Regardless of who prevails Tuesday, the seat remains a top priority for the Democratic Congressional Campaign Committee given the closeness of the 2018 results in the district. Republicans locked up their nominee in the March primary: Beth Van Duyne, the former Trump administration official and Irving mayor.

Looking to preview their general election bona fides, Olson and Valenzuela have already taken turns rallying supporters against Van Duyne in fundraising emails. And one recent email from the Olson campaign warned that the attacks by Valenzuela and her allies were "playing right into far-right Beth Van Duyne’s hands."

The DCCC has let the runoff play out despite a push by Valenzuela's supporters to get involved. Tri-Caucus leaders asked the committee in April to give Valenzuela its Red to Blue designation for strong candidates, according to Politico. The DCCC, which does not normally take sides in nominating contests, reiterated its neutrality in response to the request.

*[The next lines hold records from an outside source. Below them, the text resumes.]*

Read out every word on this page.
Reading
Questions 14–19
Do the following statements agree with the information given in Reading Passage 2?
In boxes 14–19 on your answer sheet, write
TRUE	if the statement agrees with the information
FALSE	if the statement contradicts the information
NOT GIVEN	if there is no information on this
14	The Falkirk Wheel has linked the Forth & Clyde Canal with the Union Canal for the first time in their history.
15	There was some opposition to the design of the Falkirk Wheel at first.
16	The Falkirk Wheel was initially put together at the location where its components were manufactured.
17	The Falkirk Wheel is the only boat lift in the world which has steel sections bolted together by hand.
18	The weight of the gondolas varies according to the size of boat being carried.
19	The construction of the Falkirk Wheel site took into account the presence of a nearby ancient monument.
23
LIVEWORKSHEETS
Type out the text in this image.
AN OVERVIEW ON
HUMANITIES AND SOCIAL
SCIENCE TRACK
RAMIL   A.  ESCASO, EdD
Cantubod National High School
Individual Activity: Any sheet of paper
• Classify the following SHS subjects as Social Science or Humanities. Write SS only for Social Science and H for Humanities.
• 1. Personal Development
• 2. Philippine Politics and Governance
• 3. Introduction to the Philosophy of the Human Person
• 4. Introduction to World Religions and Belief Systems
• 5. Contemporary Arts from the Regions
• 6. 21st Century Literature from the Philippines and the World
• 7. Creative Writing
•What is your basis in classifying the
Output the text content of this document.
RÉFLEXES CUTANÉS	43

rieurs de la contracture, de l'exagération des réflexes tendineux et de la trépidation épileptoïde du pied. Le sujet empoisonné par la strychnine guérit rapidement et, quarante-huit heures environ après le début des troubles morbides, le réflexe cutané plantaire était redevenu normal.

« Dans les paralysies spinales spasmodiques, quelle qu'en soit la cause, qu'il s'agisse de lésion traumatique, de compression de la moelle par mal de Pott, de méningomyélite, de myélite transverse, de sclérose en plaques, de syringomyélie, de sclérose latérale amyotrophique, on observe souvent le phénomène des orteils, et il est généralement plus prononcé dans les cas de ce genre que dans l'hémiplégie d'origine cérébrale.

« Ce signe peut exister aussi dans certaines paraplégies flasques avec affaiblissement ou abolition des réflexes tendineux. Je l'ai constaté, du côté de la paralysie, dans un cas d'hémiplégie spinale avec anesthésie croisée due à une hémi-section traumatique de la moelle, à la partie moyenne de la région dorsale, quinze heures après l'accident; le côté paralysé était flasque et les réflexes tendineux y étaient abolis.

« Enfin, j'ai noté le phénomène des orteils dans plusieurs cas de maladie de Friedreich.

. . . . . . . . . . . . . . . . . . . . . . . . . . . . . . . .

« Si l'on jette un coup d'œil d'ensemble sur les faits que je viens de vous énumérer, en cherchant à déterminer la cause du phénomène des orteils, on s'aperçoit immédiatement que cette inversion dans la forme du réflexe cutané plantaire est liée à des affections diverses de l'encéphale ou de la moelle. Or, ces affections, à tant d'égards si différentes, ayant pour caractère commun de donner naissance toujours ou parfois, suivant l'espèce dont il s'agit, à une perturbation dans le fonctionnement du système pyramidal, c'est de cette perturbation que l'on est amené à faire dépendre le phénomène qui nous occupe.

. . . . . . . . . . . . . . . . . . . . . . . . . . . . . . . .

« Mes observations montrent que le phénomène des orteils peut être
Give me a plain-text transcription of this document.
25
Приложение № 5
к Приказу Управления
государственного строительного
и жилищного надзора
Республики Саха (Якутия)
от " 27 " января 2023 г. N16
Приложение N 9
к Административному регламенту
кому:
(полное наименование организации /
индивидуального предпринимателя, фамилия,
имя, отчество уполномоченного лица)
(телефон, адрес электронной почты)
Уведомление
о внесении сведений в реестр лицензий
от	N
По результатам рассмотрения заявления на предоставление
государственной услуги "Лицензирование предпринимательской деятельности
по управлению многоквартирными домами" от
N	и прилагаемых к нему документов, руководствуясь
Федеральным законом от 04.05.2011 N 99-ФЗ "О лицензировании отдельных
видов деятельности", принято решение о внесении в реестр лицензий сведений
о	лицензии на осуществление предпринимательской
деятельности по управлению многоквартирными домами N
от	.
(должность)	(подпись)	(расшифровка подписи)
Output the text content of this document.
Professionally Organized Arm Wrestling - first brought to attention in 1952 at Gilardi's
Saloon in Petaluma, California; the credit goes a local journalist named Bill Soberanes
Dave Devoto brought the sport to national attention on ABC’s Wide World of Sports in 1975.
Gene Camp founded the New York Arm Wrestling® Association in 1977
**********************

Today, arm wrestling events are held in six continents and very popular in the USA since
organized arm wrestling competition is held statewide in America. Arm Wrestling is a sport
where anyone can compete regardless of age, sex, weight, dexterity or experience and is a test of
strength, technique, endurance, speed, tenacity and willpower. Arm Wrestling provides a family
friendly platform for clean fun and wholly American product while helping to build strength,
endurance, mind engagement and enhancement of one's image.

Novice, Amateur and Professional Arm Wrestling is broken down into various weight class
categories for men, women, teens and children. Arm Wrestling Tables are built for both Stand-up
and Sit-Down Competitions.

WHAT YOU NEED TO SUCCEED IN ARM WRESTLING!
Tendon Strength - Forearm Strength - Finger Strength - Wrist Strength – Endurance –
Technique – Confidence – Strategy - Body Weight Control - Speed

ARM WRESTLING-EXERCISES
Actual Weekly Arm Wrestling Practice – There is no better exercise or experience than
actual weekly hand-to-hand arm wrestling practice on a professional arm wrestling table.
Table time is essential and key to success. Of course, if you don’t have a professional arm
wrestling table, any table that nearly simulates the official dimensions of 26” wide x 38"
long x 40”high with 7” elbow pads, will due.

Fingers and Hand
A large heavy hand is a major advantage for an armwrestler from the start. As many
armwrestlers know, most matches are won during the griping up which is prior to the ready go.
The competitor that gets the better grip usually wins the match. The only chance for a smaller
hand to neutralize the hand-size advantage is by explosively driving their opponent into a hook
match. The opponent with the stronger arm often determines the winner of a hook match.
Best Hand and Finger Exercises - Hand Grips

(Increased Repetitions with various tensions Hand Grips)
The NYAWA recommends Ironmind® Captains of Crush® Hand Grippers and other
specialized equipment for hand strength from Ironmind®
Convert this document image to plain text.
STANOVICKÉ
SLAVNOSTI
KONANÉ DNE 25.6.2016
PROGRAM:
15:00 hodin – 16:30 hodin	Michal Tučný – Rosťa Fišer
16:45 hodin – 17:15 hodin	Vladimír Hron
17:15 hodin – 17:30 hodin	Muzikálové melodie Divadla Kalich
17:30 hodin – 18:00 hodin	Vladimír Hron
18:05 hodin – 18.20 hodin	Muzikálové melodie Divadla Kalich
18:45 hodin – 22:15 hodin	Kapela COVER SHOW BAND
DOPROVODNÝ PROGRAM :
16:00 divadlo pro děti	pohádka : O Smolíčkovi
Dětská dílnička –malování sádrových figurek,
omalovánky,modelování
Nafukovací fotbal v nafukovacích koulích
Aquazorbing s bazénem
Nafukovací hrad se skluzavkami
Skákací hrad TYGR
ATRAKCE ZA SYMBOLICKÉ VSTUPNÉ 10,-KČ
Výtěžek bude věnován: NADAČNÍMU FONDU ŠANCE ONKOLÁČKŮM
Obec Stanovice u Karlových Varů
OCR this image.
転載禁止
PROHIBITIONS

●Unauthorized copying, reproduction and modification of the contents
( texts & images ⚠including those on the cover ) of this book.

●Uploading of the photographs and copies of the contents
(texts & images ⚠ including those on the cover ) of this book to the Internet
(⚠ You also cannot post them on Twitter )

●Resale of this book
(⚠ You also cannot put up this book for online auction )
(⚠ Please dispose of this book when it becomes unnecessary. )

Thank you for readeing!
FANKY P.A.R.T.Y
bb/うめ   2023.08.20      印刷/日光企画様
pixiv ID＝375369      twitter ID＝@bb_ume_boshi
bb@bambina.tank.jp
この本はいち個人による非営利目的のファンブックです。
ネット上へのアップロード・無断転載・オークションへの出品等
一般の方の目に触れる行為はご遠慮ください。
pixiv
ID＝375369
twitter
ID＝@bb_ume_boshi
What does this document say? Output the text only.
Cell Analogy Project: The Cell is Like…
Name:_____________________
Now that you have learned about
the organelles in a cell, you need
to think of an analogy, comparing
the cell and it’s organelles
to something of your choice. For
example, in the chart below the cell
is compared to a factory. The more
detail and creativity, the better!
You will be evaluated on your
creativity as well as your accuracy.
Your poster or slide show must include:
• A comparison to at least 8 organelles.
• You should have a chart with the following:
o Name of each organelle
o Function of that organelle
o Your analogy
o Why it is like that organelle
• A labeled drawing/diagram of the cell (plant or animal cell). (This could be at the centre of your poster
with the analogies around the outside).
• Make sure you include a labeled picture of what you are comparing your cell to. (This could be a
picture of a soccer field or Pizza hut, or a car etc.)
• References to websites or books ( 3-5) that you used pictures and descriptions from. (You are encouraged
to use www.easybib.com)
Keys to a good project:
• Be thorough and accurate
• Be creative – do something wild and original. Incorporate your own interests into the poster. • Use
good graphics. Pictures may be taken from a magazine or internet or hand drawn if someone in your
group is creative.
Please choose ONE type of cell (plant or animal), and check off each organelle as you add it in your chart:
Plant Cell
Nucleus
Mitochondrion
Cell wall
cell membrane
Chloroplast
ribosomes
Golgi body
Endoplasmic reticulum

Valenzuela said she "completely accept[s]" the DCCC's position and noted the committee has a different function than the caucuses, whose "responsibility is to advocate for their people." Cárdenas said in a statement he is "disappointed the DCCC hasn’t endorsed Candace, but [I] look forward to having them join her coalition of support after the run-off, since Republicans are not going to give up Texas' 24th without a fight."